A siderurgia de João Monlevade pertencia à Companhia Belgo-Mineira, fundada pela luxemburguesa ARBED.
Foto: Felix Schaaf/CD2H

Virado de pernas para o ar, o mapa da América do Sul é bastante parecido com o do Luxemburgo. Há umas noites, um homem chegou a uma das muitas esplanadas que enchem o centro de Belo Horizonte vestindo uma camisola onde estava estampado esse continente invertido. Na mesa ao lado estava um grupo de luxemburgueses de passagem pela terceira maior cidade brasileira. Alguém lhe perguntou por que raio trazia no peito geografia tão longínqua. Então ele riu-se, esclareceu a imagem e explicou que era uma crítica a um grupo de países que parecem sempre ser governados de pernas para o ar. Depois rematou: “Mas sabem uma coisa? Eu vivo no Luxemburgo. No Luxemburgo brasileiro.”

No Brasil cabem 3,293 Grão-Ducados inteirinhos.

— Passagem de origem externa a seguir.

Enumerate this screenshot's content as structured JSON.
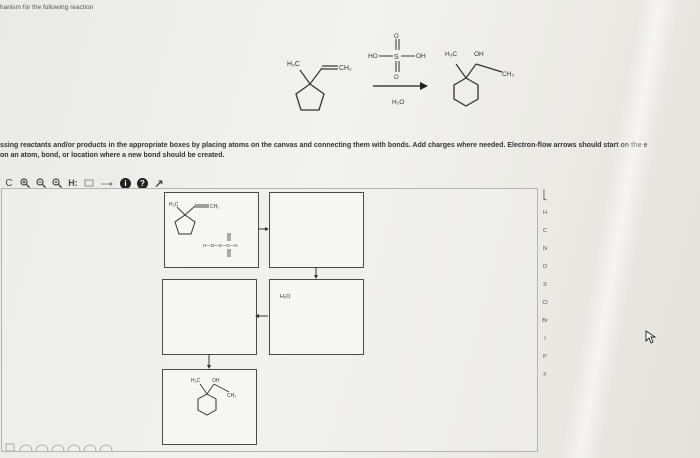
{
  "page": {
    "heading": "hanism for the following reaction",
    "instructions_line1": "ssing reactants and/or products in the appropriate boxes by placing atoms on the canvas and connecting them with bonds. Add charges where needed. Electron-flow arrows should start on the e",
    "instructions_line2": "on an atom, bond, or location where a new bond should be created."
  },
  "reaction": {
    "reactant_labels": {
      "h3c": "H₃C",
      "ch2": "CH₂"
    },
    "reagent": {
      "ho_left": "HO",
      "s": "S",
      "oh_right": "OH",
      "o_top": "O",
      "o_bottom": "O"
    },
    "solvent": "H₂O",
    "product_labels": {
      "h3c": "H₃C",
      "oh": "OH",
      "ch3": "CH₃"
    }
  },
  "toolbar": {
    "c_label": "C",
    "h_label": "H:",
    "info_label": "i",
    "help_label": "?",
    "arrow_label": "↗"
  },
  "canvas": {
    "box1": {
      "h3c": "H₃C",
      "ch2": "CH₂",
      "reagent": "H—O—S—O—H"
    },
    "box4": {
      "h2o": "H₂O"
    },
    "box5": {
      "h3c": "H₃C",
      "oh": "OH",
      "ch3": "CH₃"
    }
  },
  "sidebar": {
    "elements": [
      "H",
      "C",
      "N",
      "O",
      "S",
      "Cl",
      "Br",
      "I",
      "P",
      "F"
    ]
  }
}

Mas, no meio de tanto território tropical, também há uma parte onde se sente um impressionante legado luxemburguês. O melhor lugar para observar isso é João Monlevade – uma cidade de 85 mil almas, localizada 120 quilómetros a leste de Belo Horizonte. É ali que mora o homem que trazia uma América invertida ao peito. A sua terra fica no coração do que os locais chamam de Vale do Aço, e isso explica a influência de um pequeno país centro-europeu na região.

Chegar a Monlevade significa três horas de estrada por um caminho de contracurvas apertadas. À medida que se avança para dentro da selva, a paisagem vai-se tornando luxuriante. Bananeiras e coqueiros, macacos empoleirados nas ramadas, alguns ribeiros que se enchem sem anúncio nos dias de chuva e provocam inundações tão dramáticas que as notícias de tragédia correm o globo inteiro. Tudo aqui parece excessivo: o calor, a humidade, a paisagem. A própria terra cumpre essa regra de abundância, tornando cada vez mais vermelha à medida que se avança no alcatrão. Tem na verdade o mesmo tom garrido das Terre Rouge do Minett, a região mineira do sul do Luxemburgo.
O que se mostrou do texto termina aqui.